Die Gefahr einer humanitären Katastrophe steigt also mit jedem Tag: Dem Gazastreifen drohen die Lebensmittel und medizinische Ausstattung auszugehen. Zwei, maximal drei Wochen blieben noch, um eine Lösung zu finden, warnen Experten einstimmig, wahrscheinlich sogar eher weniger: Denn obwohl der Sommer erst begonnen hat, ist es ungewöhnlich heiß, und der Geldmangel der Menschen hat dazu geführt, dass Fehlernährungen weit verbreitet sind. Die wiederum führen dazu, dass vor allem Kinder und ältere Menschen häufiger Schwächeanfälle erleiden und anfälliger für Krankheiten sind.
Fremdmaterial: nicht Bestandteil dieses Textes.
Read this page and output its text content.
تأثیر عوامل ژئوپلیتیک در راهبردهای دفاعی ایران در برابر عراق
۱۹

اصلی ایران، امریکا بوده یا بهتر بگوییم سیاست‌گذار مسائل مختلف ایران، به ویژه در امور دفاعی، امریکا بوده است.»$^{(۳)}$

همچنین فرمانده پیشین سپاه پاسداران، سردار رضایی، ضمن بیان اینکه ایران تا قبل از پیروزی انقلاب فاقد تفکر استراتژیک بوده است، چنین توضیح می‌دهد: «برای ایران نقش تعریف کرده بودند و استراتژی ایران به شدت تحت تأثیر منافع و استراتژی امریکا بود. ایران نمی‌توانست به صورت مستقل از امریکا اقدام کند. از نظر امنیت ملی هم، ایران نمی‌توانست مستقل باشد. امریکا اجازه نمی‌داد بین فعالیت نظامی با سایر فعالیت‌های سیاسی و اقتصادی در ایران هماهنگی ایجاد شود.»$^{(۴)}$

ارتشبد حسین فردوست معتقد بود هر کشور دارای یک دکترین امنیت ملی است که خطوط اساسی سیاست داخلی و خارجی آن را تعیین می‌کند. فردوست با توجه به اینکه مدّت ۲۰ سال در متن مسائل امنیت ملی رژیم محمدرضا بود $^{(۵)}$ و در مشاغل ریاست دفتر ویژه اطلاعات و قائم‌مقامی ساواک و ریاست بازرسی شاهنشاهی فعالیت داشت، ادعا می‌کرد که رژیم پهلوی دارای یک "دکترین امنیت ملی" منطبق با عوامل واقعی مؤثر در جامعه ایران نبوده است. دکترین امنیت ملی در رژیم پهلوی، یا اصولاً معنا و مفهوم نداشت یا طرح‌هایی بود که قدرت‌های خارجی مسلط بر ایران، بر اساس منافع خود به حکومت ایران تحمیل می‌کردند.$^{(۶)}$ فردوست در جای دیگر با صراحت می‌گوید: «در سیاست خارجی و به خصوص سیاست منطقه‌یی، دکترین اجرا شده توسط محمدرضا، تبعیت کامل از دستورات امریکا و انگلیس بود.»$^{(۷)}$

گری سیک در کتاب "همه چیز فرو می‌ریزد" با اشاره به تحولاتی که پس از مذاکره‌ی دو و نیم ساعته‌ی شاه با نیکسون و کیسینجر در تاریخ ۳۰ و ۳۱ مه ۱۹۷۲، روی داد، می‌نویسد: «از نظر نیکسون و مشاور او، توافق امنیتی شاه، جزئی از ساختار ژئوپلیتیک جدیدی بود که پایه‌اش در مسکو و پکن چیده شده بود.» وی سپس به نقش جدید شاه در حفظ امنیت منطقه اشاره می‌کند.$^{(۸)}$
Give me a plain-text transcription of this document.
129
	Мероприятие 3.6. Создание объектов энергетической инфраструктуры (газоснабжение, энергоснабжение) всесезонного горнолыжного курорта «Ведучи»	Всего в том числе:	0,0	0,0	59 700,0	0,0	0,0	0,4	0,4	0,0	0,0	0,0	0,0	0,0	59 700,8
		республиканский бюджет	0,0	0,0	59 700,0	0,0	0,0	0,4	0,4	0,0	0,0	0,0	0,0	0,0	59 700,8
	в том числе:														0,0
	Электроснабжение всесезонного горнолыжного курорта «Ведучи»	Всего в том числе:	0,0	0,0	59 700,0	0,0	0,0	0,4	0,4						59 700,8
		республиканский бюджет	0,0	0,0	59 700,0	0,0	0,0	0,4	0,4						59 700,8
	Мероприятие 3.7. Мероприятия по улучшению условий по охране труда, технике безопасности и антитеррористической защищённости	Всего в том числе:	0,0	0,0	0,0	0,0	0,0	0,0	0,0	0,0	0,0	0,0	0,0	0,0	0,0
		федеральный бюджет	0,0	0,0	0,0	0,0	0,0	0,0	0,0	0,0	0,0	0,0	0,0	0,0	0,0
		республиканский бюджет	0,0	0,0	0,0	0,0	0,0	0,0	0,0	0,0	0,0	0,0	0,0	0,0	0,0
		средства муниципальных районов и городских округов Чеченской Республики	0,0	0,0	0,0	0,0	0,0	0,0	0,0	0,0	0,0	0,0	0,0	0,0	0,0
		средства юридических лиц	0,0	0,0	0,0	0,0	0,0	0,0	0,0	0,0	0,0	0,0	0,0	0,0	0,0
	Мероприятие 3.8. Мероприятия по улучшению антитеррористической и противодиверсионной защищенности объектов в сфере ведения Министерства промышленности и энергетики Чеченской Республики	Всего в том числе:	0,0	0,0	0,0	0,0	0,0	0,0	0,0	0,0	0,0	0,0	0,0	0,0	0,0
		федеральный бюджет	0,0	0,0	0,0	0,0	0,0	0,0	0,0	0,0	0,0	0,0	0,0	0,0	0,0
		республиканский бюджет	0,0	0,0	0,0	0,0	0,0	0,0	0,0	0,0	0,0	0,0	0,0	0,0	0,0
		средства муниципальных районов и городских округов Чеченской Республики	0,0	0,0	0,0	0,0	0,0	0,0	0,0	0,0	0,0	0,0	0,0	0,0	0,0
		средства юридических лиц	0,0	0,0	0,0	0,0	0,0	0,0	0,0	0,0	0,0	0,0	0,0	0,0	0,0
Doch die Krankenhäuser sind darauf nicht mehr vorbereitet – nach der Behandlung von vielen Hundert, die während der Kämpfe der vergangenen Wochen verletzt worden waren, sind die Vorräte so gut wie aufgebraucht.

Und so wird auch in Israel unter Hochdruck nach einer Lösung gesucht: Schon tröpfelt ein kleiner Strom an Hilfslieferungen durch den Übergang Kerem Schalom, an dem Lieferungen zunächst auf ägyptisches Gebiet gebracht werden, wo sie dann von ägyptischen Grenzern an Palästinenser übergeben werden. Aber dieses Terminal ist zu klein für die Massen an Gütern, die für die Versorgung von mehr als 1,4 Millionen Menschen gebraucht werden. Dementsprechend ist im Moment eine Vielzahl von Ideen im Umlauf: Die Luftwaffe solle Güter aus der Luft abwerfen; die Marine Waren von der See aus an Land bringen. Wahrscheinlicher ist allerdings, dass einfach Mitarbeiter der UNRWA, einer Hilfsorganisation der Vereinten Nationen, die Lieferungen über die Grenze bringen werden. Aber: Eine Entscheidung gibt es noch nicht. Denn die Vereinten Nationen sind ein schwerfälliger Apparat, bei dem jede Abweichung von der Norm eine Vielzahl von Feinjustierungen erfordert.

Aber immerhin gibt es Hoffnung – mehr als für die Bewohner des Gazastreifen, die gerne ins Westjordanland ausreisen würden. Hunderte warteten auf der palästinensischen Seite des Erez-Kontrollpunktes an der Grenze zwischen Gazastreifen und Israel, bis vor ein paar Tagen die Erkenntnis einsickerte, dass Israel die Grenze nicht aufmachen würde, und dass man an dem Kontrollpunkt ein ungeschütztes Ziel für Kämpfer der Hamas abgab, die die Fluchtwilligen als Verräter betrachten – bei einem Angriff auf die Wartenden waren am Montag mehrere Menschen ums Leben gekommen. Und dennoch: Die ganz Verzweifelten, so an die 150, sind geblieben. Die meisten haben nicht mehr als einen Koffer und ein paar Schekel dabei; aber, sagt man hier, alles sei besser, als das was jetzt kommen könnte.

Dass die Hamas Jagd auf Mitglieder der Fatah macht, jeden festnimmt, der in den Verdacht gerät, mit ihr zu sympathisieren, spielt hier nur eine untergeordnete Rolle – die meisten Angehörigen von Sicherheitsdiensten und Fatah-nahen Milizen sind längst nach Ägypten ausgereist.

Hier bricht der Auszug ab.